For Rangers fans of late, this feeling is even more pronounced. When some Scotland fans are boring enough to bring banners to games trying to wind up Rangers fans, it’s not surprising many have little regard for the national team. With very few players involved in international games from our squad as well, there’s little to engage the interest.
Of our current players, only two were involved in any way over the past few days. Lee Hodson was an unused substitute for Northern Ireland, and Bruno Alves played in the second of the Portugal games after missing the first through illness. If we’re honest, the main reason Rangers fans looked out for this was to ensure Alves wouldn’t be missing from the next league game. Portugal kept a clean sheet and Alves looked comfortable against Hungary. Even Sam Matterface messaged our esteemed writer Gavin Kelly in praise of how easy he found the game!
One of the biggest reasons Rangers fans are losing interest is in response to the way we’ve been treated by the SFA and the hatred shown towards the club and its fans by Scottish football in general. The problem is, though, that our apathy is only feeding this rather than changing it. By just accepting what’s happening, and not being engaged, it only gets worse. If you never plan on watching Scotland play again, that’s ok, but many Rangers fans still enjoy the national team experience, and many suggest they’d go back to that in different circumstances. Given that we’re not wanted, or that’s certainly the feeling, being absent isn’t going to see us welcomed back anytime soon.
Scotland played well on Friday night. I know it’s not easy to watch a team that’s essentially filled with Celtic players, but it was a good performance. In fact, I can’t remember a better one away from home by Scotland in a long time. Strachan’s record has been pretty poor in all honesty, but maybe the England game and Friday night were signs that we’re reaping the benefits of patience. I still believe he doesn’t pick some players who should absolutely be in the squad, but there weren’t many on Friday you could make a strong case for as not being good enough to be involved as things stand.

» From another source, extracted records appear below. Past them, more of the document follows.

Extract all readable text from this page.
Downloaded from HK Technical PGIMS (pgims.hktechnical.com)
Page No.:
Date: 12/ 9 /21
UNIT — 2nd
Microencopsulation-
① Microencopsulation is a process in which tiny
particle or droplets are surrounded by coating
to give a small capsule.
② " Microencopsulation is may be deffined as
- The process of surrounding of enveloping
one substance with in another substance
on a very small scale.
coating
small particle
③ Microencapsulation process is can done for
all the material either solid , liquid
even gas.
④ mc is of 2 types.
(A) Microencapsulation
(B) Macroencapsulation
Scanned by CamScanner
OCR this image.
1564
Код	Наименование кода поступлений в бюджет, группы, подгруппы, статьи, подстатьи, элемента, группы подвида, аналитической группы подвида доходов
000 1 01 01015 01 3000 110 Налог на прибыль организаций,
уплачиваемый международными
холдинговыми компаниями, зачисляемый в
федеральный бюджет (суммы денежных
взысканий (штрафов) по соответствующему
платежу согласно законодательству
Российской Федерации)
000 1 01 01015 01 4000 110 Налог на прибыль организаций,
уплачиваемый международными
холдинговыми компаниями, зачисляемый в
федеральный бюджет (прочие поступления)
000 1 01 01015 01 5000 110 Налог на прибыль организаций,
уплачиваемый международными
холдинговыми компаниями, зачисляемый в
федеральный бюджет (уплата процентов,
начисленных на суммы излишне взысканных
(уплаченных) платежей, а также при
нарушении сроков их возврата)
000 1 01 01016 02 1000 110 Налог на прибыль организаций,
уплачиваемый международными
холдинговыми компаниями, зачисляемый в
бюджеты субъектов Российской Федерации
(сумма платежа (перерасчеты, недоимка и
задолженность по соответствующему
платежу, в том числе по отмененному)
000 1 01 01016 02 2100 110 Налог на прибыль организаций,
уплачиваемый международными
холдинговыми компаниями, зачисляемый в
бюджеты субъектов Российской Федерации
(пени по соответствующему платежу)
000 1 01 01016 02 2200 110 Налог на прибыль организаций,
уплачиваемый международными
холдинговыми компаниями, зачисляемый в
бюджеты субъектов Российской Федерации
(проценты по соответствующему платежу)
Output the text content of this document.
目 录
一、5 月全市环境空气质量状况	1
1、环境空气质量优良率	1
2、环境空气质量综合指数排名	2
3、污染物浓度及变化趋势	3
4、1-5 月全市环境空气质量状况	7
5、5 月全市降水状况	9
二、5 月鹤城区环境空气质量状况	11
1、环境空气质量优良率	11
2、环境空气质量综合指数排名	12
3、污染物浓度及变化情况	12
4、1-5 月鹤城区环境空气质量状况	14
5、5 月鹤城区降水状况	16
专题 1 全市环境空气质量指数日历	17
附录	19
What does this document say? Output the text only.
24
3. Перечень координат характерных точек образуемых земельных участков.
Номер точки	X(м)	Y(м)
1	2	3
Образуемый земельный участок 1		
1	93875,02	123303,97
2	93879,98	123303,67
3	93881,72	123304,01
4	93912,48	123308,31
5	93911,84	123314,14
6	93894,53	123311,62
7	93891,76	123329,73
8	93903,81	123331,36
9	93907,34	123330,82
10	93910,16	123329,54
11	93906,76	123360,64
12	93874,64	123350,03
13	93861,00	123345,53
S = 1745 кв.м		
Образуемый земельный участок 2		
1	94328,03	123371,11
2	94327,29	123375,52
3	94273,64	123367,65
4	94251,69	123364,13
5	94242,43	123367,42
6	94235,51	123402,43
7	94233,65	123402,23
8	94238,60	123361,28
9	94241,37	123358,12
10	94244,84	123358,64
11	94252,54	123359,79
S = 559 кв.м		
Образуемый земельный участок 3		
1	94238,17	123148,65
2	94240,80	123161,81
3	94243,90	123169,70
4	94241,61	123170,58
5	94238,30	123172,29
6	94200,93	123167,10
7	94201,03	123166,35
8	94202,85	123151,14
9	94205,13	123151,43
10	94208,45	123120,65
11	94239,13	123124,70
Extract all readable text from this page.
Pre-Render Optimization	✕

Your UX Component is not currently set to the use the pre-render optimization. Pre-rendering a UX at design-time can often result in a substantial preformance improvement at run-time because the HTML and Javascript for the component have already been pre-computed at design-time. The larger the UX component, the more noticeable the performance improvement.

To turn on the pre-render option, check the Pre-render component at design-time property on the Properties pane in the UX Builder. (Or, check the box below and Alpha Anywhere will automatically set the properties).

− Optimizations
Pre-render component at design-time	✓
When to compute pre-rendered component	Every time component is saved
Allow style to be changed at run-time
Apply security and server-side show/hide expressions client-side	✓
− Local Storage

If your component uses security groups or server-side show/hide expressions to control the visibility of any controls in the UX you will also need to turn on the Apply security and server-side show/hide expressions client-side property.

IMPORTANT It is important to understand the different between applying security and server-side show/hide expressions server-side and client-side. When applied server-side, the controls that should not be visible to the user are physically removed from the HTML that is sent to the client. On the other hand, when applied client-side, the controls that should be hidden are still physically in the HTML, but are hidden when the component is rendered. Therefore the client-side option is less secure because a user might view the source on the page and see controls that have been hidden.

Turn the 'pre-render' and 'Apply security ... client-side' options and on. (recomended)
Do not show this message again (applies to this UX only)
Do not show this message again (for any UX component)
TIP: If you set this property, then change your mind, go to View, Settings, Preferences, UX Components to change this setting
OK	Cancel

Of the Scottish players in the Rangers squad, only Wallace and Dorrans could be deemed good enough, and neither would start most likely. Ryan Jack has a chance in the near future, but he’s not there yet. In time, we’ll have more players involved, as we have a number in the youth teams. Right now, we’re seeing the effects of years of not being able to compete for the best Scottish players.
Over the long term, the whole “f*ck the SFA” approach isn’t one I think works best for Rangers. We tend to be stronger when Scottish football overall is stronger. I can understand the anger and sentiment, I just can’t see where it leads us. In a similar vein, I think we miss a trick when we dismiss international qualifiers so easily. Most of us want football to be more even, to see good players spread out rather than stocked up by a limited number of clubs. Whilst there’s been consistently strong national teams over the years, it’s far closer to the utopian footballing ideal than the domestic game will ever be now.